Com frequência ouvimos frases
como:"Que falta de imaginação!","Por favor use a sua
imaginação!","Cuidado! Ela tem muita
imaginação!","Que nada! Você andou imaginando
tudo isso!","Não comece a imaginar coisas!","Imagine se
tivesse sido assim!".
Essas frases são curiosas porque indicam maneiras bastante
diferentes de concebermos o que seja a imaginação. Na
frase: "Que falta de imaginação!" e 'Por favor use a
sua imaginação!", a imaginação é
tomada como algo positivo, cuja falta ou ausência é
criticada. Imaginar, aqui, aparece como capacidade mais alargada
para pensar, para encontrar soluções inteligentes
para algum problema, para advinhar o sentido de alguma coisa que
não está muito evidente. Ela aparece
também,como algo que nós temos e que
podemos ou não usar.
Já nas frases:"Cuidado! Ela tem muita
imaginação!","Que nada! Você andou imaginando
tudo isso!" ou "Não começe a imaginar coisas!", a
imaginação é tomada como risco de irrealidade,
invencionice, mentira, exagero, excesso. Agora, imaginar é
inventar ou exagerar, perder o pé da realidade, assumindo,
portanto, um sentido bastante diverso do anterior.

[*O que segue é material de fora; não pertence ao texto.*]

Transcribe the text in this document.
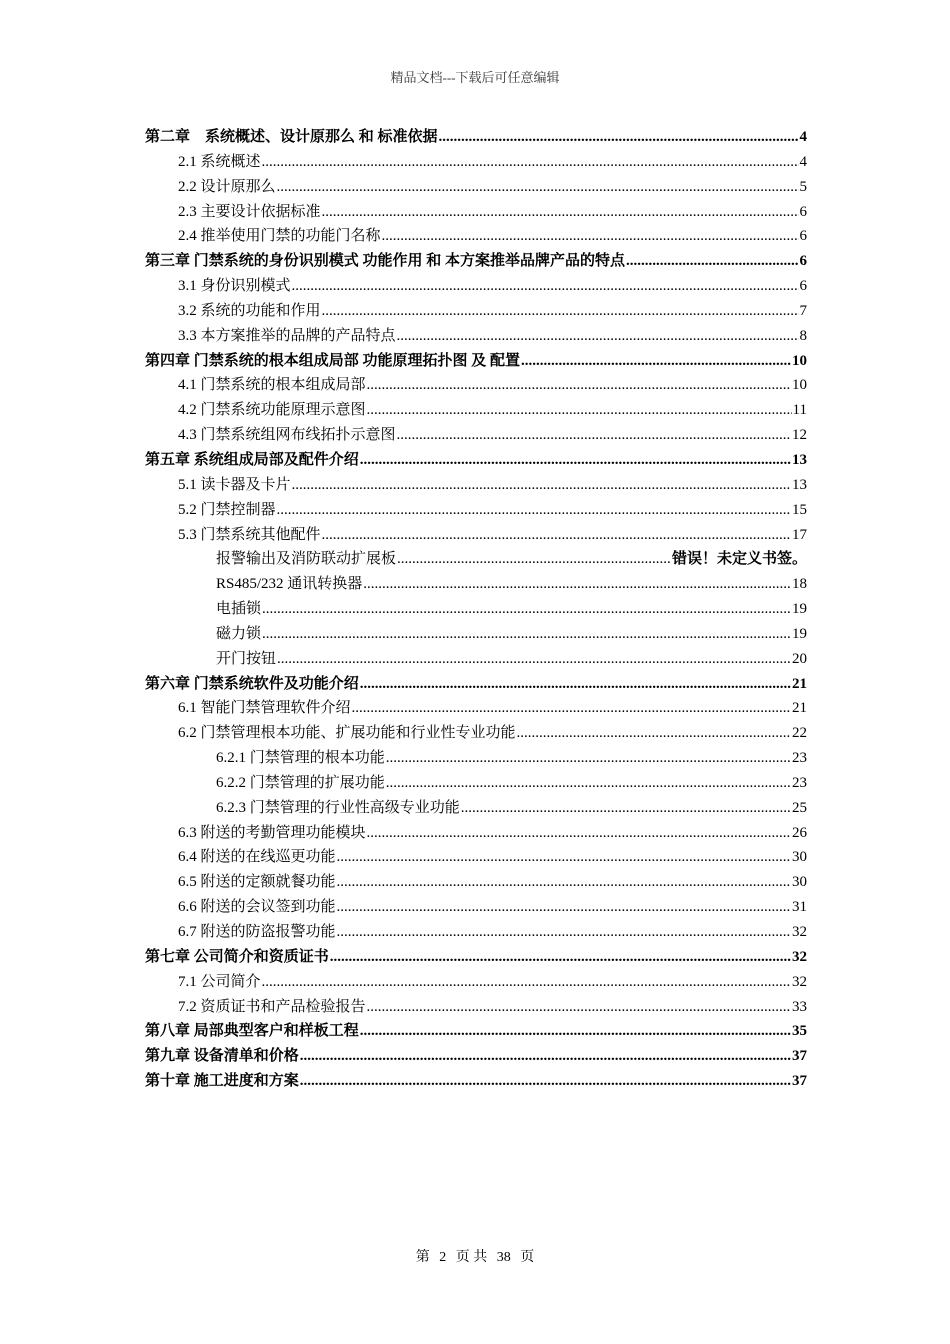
精品文档---下载后可任意编辑
第二章　系统概述、设计原那么 和 标准依据 .....	4
2.1 系统概述 .....	4
2.2 设计原那么 .....	5
2.3 主要设计依据标准 .....	6
2.4 推举使用门禁的功能门名称 .....	6
第三章 门禁系统的身份识别模式 功能作用 和 本方案推举品牌产品的特点 .....	6
3.1 身份识别模式 .....	6
3.2 系统的功能和作用 .....	7
3.3 本方案推举的品牌的产品特点 .....	8
第四章 门禁系统的根本组成局部 功能原理拓扑图 及 配置 .....	10
4.1 门禁系统的根本组成局部 .....	10
4.2 门禁系统功能原理示意图 .....	11
4.3 门禁系统组网布线拓扑示意图 .....	12
第五章 系统组成局部及配件介绍 .....	13
5.1 读卡器及卡片 .....	13
5.2 门禁控制器 .....	15
5.3 门禁系统其他配件 .....	17
报警输出及消防联动扩展板 .....	错误！未定义书签。
RS485/232 通讯转换器 .....	18
电插锁 .....	19
磁力锁 .....	19
开门按钮 .....	20
第六章 门禁系统软件及功能介绍 .....	21
6.1 智能门禁管理软件介绍 .....	21
6.2 门禁管理根本功能、扩展功能和行业性专业功能 .....	22
6.2.1 门禁管理的根本功能 .....	23
6.2.2 门禁管理的扩展功能 .....	23
6.2.3 门禁管理的行业性高级专业功能 .....	25
6.3 附送的考勤管理功能模块 .....	26
6.4 附送的在线巡更功能 .....	30
6.5 附送的定额就餐功能 .....	30
6.6 附送的会议签到功能 .....	31
6.7 附送的防盗报警功能 .....	32
第七章 公司简介和资质证书 .....	32
7.1 公司简介 .....	32
7.2 资质证书和产品检验报告 .....	33
第八章 局部典型客户和样板工程 .....	35
第九章 设备清单和价格 .....	37
第十章 施工进度和方案 .....	37
第 2 页 共 38 页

Na frase:"Imagine se tivesse sido assim!", ou em outra
como:"Imagine o que ele vai dizer!", a imaginação
é tomada como uma espécie de suposição
sobre as coisas futuras, uma espécie de previsão ou
de alerta sobre o que poderá ou poderia acontecer como
consequência de outros acontecimentos.
Apesar de diferentes, essas frases possuem alguns elementos
comuns.Em todas elas:
╚ Positiva ou negativamente, a imaginação está referida ao inexistente. Dizer "Use sua imaginação!" significa: Faça de outro modo ou invente alguma coisa. Exclamar "Que falta de imaginação!" significa: Poderia ter feito muito melhor, poderia ter dito uma coisa muito mais interessante. Alertar com a frase "Cuidado! Ela tem muita imaginação!" significa: Ela inventa e exagera. Supor "Imagine o que nos teria acontecido!" significa: Criar a imagem de uma situação que não aconteceu.
╚ A imaginação aparece como algo que possui graus, isto é, pode haver falta ou excesso;
╚ A imaginação se apresente como capacidade para elaborar mentalmente alguma coisa possível, algo que não existiu, mas poderia ter existido, ou que não existe, mas poderá vir a existir.
A imaginação surge, assim, como algo impreciso, situada entre dois tipos de invenção - criação inteligente e inovadora, de um lado; exagero, invencionice, mentira, de outro. No primeiro caso ela faz aparecer o que não existia ou mostra ser possível algo que não existe. No segundo caso ela é incapaz de reproduzir o existente ou o acontecido. Com isso, nossas frases cotidianas apontam os dois principais sentidos da imaginação: criadora e reprodutora.
Esse foi um trecho do livro "Convite à filosofia", de Marilena Chauí.